What led you to found Article 36?
Richard Moyes and I had been working together on the campaign to ban cluster bombs and both decided that we would like to engage with some new areas related to disarmament and the protection of civilians. We couldn’t see any existing organisation where we would have the flexibility to work on any weapons issue that needed attention, so we set up Article 36.
This covers quite a broad range of issues. What’s taking up most of your time at the moment?
We are currently preparing for an expert meeting on explosive weapons in populated areas, so that’s a major focus. One of Article 36’s main roles is to facilitate the International Network on Explosive Weapons, which is a group of NGOs concerned with the humanitarian harm caused by the bombing and bombardment of populated areas. This is not a new problem, but developing a clear and common position within the international community that these sorts of weapons shouldn’t be used in populated areas would be a very positive step for the protection of civilians.
You’ve previously criticised the UN’s disarmament forums as “part of the problem”. What did you mean by this?
The way certain states control discussions in certain disarmament forums is undoubtedly part of the problem. The Conference on Disarmament and the Reviews of the Non-Proliferation Treaty, for example, are dominated by the nuclear-armed states, and they cannot find any common interest in moving disarmament forward.
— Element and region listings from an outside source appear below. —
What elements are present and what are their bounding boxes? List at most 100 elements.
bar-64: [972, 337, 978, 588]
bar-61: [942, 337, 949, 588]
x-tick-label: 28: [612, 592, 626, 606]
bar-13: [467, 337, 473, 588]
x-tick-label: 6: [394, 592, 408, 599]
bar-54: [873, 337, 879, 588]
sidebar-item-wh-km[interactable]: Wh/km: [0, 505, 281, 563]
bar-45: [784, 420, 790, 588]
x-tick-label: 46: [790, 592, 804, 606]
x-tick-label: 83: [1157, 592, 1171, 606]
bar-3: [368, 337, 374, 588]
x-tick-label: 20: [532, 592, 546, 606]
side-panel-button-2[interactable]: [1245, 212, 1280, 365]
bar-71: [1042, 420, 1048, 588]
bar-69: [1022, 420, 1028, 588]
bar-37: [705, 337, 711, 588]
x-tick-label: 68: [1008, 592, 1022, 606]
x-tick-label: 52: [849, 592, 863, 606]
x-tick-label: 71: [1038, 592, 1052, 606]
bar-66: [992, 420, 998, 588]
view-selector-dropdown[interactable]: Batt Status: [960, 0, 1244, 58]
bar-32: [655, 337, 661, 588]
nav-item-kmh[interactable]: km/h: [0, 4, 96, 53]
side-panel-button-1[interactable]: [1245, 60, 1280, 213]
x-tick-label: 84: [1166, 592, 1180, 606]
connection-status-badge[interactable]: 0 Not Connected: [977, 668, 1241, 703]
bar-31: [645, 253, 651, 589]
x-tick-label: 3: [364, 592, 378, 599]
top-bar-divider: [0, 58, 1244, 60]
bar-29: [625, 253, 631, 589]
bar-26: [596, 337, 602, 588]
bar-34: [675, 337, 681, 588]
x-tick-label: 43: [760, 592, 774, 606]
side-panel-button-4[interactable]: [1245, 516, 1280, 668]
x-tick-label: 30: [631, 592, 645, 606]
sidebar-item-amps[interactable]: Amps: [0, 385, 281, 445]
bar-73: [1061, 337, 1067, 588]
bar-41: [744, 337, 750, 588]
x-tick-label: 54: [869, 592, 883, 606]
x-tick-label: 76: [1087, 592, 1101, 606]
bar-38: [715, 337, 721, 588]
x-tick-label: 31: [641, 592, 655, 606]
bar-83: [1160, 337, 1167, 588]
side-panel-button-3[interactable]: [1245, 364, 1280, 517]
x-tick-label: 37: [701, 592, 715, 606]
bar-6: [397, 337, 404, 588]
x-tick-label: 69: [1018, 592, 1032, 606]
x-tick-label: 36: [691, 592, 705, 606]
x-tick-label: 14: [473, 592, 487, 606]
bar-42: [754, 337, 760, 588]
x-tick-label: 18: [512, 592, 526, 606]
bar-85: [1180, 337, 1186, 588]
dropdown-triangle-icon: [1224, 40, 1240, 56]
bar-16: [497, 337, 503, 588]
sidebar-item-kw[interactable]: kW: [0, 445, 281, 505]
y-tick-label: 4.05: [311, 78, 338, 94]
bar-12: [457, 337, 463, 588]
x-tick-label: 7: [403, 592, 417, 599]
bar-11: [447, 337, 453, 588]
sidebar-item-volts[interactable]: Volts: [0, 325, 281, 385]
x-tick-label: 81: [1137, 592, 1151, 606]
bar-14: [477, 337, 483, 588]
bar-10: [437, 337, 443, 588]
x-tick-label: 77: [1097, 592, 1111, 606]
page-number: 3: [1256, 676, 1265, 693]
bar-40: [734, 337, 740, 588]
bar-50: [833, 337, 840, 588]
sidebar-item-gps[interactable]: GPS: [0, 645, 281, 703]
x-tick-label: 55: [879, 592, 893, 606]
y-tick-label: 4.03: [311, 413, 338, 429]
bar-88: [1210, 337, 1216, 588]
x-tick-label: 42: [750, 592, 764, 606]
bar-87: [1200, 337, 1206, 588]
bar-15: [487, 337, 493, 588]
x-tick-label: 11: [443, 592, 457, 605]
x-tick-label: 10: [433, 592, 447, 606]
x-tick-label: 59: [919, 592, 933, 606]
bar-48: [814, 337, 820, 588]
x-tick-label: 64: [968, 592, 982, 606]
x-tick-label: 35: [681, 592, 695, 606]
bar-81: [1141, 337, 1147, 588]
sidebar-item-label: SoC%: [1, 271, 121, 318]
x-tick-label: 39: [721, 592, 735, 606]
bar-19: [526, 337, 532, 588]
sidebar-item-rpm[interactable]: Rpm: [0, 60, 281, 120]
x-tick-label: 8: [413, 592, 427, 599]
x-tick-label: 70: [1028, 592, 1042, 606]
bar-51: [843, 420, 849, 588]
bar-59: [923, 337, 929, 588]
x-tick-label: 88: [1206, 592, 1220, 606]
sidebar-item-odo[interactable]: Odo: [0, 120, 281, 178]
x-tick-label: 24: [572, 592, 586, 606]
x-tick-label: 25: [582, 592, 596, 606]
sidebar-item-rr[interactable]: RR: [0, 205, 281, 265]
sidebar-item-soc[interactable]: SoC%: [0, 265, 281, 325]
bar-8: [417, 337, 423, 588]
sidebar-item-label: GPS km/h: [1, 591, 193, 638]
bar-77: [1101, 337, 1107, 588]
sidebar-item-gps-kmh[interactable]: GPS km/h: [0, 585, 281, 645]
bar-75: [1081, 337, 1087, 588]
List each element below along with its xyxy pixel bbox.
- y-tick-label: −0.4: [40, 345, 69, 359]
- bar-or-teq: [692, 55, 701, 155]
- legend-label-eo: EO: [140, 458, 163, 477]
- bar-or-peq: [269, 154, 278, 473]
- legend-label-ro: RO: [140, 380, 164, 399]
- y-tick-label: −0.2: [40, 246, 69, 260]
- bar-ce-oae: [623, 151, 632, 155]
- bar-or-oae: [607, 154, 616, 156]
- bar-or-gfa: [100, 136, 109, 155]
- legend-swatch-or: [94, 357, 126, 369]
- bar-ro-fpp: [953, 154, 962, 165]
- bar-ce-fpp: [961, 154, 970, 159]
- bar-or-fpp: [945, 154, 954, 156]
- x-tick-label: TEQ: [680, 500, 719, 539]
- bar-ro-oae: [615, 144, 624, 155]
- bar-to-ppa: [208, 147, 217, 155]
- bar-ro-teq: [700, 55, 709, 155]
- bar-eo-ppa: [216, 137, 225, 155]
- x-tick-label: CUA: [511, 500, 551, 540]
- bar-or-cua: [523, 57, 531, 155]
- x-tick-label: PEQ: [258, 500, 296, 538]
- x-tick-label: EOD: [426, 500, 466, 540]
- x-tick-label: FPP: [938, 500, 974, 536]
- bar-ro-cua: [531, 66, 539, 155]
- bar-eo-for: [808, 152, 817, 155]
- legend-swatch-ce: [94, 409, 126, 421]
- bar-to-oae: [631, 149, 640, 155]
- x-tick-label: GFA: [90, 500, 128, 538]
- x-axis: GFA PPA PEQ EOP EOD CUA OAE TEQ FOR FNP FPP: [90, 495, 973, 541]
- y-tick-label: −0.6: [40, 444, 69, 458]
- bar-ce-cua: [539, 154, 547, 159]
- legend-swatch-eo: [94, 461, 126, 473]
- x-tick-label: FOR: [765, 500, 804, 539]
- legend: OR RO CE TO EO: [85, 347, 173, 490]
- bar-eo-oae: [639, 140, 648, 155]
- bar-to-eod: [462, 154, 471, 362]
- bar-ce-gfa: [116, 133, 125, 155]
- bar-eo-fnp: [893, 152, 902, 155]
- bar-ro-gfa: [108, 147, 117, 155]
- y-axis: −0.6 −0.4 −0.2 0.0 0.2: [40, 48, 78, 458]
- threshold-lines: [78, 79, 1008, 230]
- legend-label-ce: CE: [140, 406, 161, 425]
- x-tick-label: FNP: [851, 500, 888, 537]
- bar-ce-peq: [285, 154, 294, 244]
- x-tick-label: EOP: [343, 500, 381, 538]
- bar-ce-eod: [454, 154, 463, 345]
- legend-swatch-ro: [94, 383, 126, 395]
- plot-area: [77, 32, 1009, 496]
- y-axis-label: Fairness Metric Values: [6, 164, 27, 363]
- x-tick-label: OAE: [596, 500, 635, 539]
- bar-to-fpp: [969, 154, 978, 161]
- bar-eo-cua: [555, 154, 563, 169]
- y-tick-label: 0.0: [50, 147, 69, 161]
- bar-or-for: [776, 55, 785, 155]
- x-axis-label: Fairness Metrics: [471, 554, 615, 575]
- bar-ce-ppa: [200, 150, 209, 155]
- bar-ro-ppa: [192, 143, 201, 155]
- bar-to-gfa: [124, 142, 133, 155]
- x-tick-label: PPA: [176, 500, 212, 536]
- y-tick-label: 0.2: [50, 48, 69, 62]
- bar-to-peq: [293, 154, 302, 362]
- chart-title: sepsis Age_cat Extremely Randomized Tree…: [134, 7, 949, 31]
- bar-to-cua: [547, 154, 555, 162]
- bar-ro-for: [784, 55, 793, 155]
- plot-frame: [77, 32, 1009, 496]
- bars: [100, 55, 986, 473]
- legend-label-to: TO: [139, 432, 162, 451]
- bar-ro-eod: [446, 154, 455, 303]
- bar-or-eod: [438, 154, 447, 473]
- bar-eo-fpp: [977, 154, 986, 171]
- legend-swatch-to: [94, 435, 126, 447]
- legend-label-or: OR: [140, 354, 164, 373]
In recent years we’ve seen a rich diversity in the way treaties and forums are negotiated and brought about. If we are going to make progress on disarmament, we need to be open to new ideas, new approaches and new forums. We shouldn’t be held back by tradition or by some attachment to a structure that only serves the interests of a handful of powerful states.
So what kinds of reforms do you think are needed?
I’m not sure the disarmament forums that are struggling can be fixed through reform. In the end it’s the member states that need to engage more constructively. What I would say is that the consensus rule is too often abused by those who want a minimalist outcome.
It’s always good to get consensus, but there should always be an option to vote if there is deadlock or if a handful of states are trying to water down an outcome to the point where it risks becoming meaningless.
Article 36, like UNA-UK, is part of the Campaign to Stop Killer Robots. In May the UN held its first meeting on these lethal autonomous weapons. How did it go?
It went very well. The discussions were encouragingly substantive and interactive. We focussed on the need for meaningful human control over any potentially lethal use of autonomous weapons, and this was referred to many times during the debate and in the chair’s report. Our sense is that member states will agree to continue working on this issue in 2015. We would like to see further expert discussions to explore the concept of meaningful human control and what it means in practice. We have some ideas on that.
Civil society coalitions were crucial in calling for bans on landmines and cluster munitions. Do you still see this as a key part of disarmament campaigning?
We very much believe in the strength of civil society when it is well-organised and well-coordinated. Bringing together different NGOs as part of a national, regional or global coalition takes hard work and patience, but it can have remarkable results.
It’s a question of the coalition being something more than the sum of its parts. Having diversity of organisations, cultures and languages are all really important assets. We’ve seen this model deliver bans on landmines and cluster bombs and we think it will deliver bans on nuclear weapons and killer robots as well.
Finally, what does the rest of 2014 have in store for you?
I’ve already mentioned the expert discussions on explosive weapons in June. Then we’ll be gearing up for the meetings of the General Assembly’s First Committee in October and the next meeting on killer robots in November, and beyond that it’s the big humanitarian conference on nuclear weapons in Vienna in December. There’s a lot going on!
Thomas Nash is Director of the UK-based NGO Article 36, which works to prevent the unintended, unnecessary or unacceptable harm caused by certain weapons. He also serves as a member of the Steering Group of the International Campaign to Abolish Nuclear Weapons and the leadership body of the Campaign to Stop Killer Robots.